En umudun ölü olduğu, kendinden yitik zamanlarda “deplasman”
gidilmesi gereken yoldur. Böyle zamanlarda duman yükselir,alkol yükselir,insan
kendinden geriye doğru sayar.
Bu mevzuyu kısa kesmek gerekirse;üzerinden deplase
olmayalı epey süre geçmişti, bunda da yönetimin bilet politikaları işin içine
girince sadece kendimiz değil,bizler gibi bu uygulamadan epey kişi nasibini
almıştı Dumanlı hava sahası,diğer tabirle deplasman otobüsünün içi gece yola
çıkılması için uygundu. Ufaktan bekleyişlerle birlikte nevaleler yüklenilip
otobüs saati beklenilmeye başlandı. En kıyak deplasmanlar güneşin değil,karanlıkta
çıkılan alkolün dumanla karıştırıldığı deplasmandır
diyerek “SAMSUN” için yola çıkılmıştı.
Alkolün miktarı arttıkça, besteler başka boyut değiştiriyor,
sesin yükselmesiyle birlikte atmosferde herkesin bildiği üzere klasikliğini
koruyordu. Kısa yapılan karanlık
esnasındaki çiş molaları birlikte sonra yerini hafif de olsa KÖFTECİ YUSUF’ta
yol üstünde uğramamızla halini almıştı. Orda da mideyi doldurmuştuk böylece.

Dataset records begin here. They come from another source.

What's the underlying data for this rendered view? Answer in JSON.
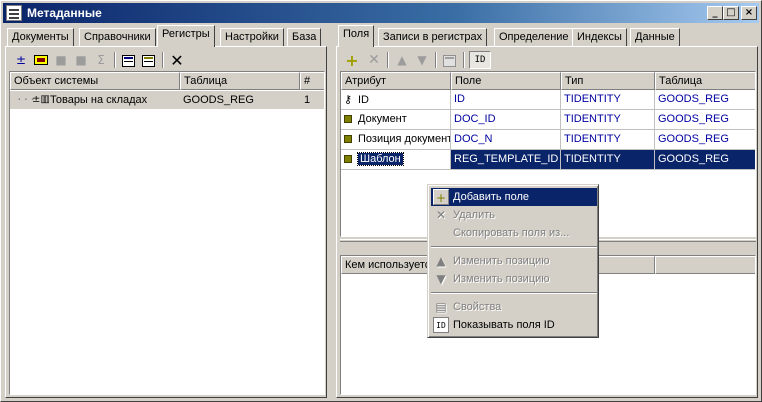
{
  "window": {
    "title": "Метаданные",
    "controls": {
      "minimize": "_",
      "maximize": "□",
      "close": "×"
    }
  },
  "left": {
    "tabs": [
      "Документы",
      "Справочники",
      "Регистры",
      "Настройки",
      "База"
    ],
    "active_tab": "Регистры",
    "toolbar_icons": [
      "add-register-icon",
      "edit-icon",
      "stop-icon",
      "stop-icon",
      "sum-icon",
      "properties-icon",
      "properties-alt-icon",
      "delete-icon"
    ],
    "table": {
      "headers": [
        "Объект системы",
        "Таблица",
        "#"
      ],
      "rows": [
        {
          "object": "Товары на складах",
          "table": "GOODS_REG",
          "num": "1"
        }
      ]
    }
  },
  "right": {
    "tabs": [
      "Поля",
      "Записи в регистрах",
      "Определение",
      "Индексы",
      "Данные"
    ],
    "active_tab": "Поля",
    "toolbar": {
      "id_button": "ID"
    },
    "fields_table": {
      "headers": [
        "Атрибут",
        "Поле",
        "Тип",
        "Таблица"
      ],
      "rows": [
        {
          "attr": "ID",
          "field": "ID",
          "type": "TIDENTITY",
          "table": "GOODS_REG",
          "icon": "key-icon"
        },
        {
          "attr": "Документ",
          "field": "DOC_ID",
          "type": "TIDENTITY",
          "table": "GOODS_REG",
          "icon": "field-icon"
        },
        {
          "attr": "Позиция документа",
          "field": "DOC_N",
          "type": "TIDENTITY",
          "table": "GOODS_REG",
          "icon": "field-icon"
        },
        {
          "attr": "Шаблон",
          "field": "REG_TEMPLATE_ID",
          "type": "TIDENTITY",
          "table": "GOODS_REG",
          "icon": "field-icon",
          "selected": true
        }
      ]
    },
    "usage_table": {
      "headers": [
        "Кем используется",
        "",
        "",
        ""
      ]
    }
  },
  "context_menu": {
    "items": [
      {
        "label": "Добавить поле",
        "icon": "plus-icon",
        "disabled": false,
        "highlighted": true
      },
      {
        "label": "Удалить",
        "icon": "delete-icon",
        "disabled": true
      },
      {
        "label": "Скопировать поля из...",
        "icon": "",
        "disabled": true
      },
      {
        "label": "Изменить позицию",
        "icon": "arrow-up-icon",
        "disabled": true
      },
      {
        "label": "Изменить позицию",
        "icon": "arrow-down-icon",
        "disabled": true
      },
      {
        "label": "Свойства",
        "icon": "properties-icon",
        "disabled": true
      },
      {
        "label": "Показывать поля ID",
        "icon": "id-icon",
        "disabled": false
      }
    ]
  }
}
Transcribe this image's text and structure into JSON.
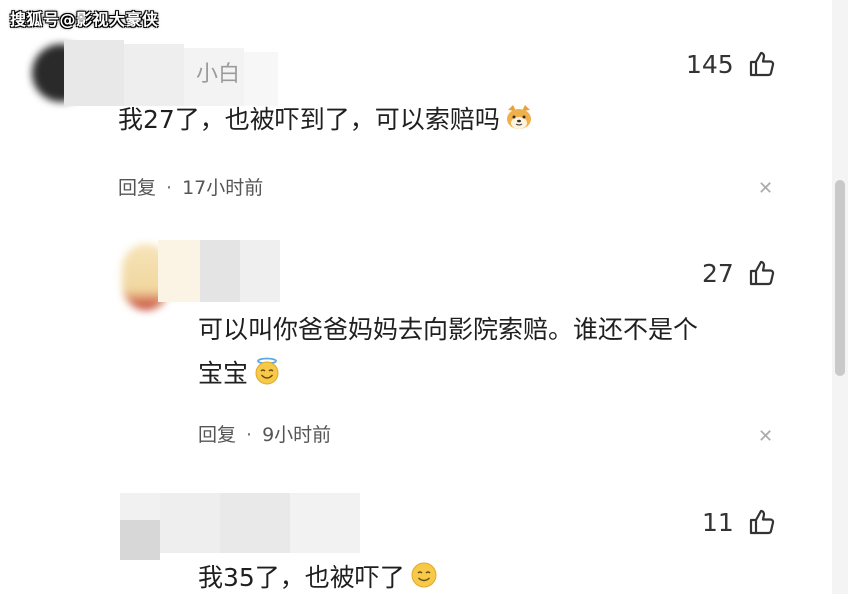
{
  "watermark": "搜狐号@影视大豪侠",
  "comments": [
    {
      "username_fragment": "小白",
      "likes": "145",
      "text": "我27了，也被吓到了，可以索赔吗",
      "emoji": "shiba-dog-emoji",
      "reply_label": "回复",
      "separator": "·",
      "time": "17小时前"
    },
    {
      "likes": "27",
      "text_line1": "可以叫你爸爸妈妈去向影院索赔。谁还不是个",
      "text_line2": "宝宝",
      "emoji": "angel-smile-emoji",
      "reply_label": "回复",
      "separator": "·",
      "time": "9小时前"
    },
    {
      "likes": "11",
      "text": "我35了，也被吓了",
      "emoji": "smile-emoji"
    }
  ],
  "icons": {
    "like": "thumbs-up-icon",
    "close": "close-icon"
  }
}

Yol esnasında yağmurunda artmasıyla tribünsel bir ortam için her şey hazırdı. Şehir
merkezi ile stat arasında 20 KM’e yakın bir mesafe söz konusuydu, pek de TEKEL
BAYİ’ye denk gelememiştik,derken bir yerden tekeli yakalayıp ilerledik.
Emniyet noktası diğer deplasmanlara göre bizim gördüğümüz
uygulamadan farklıydı. Bu kısmı kısa geçersek;erkenden içeri dalıp yerimizi
almıştık. Ufaktan beste atıştırmaları ile maç saatini beklemeye koyulduk.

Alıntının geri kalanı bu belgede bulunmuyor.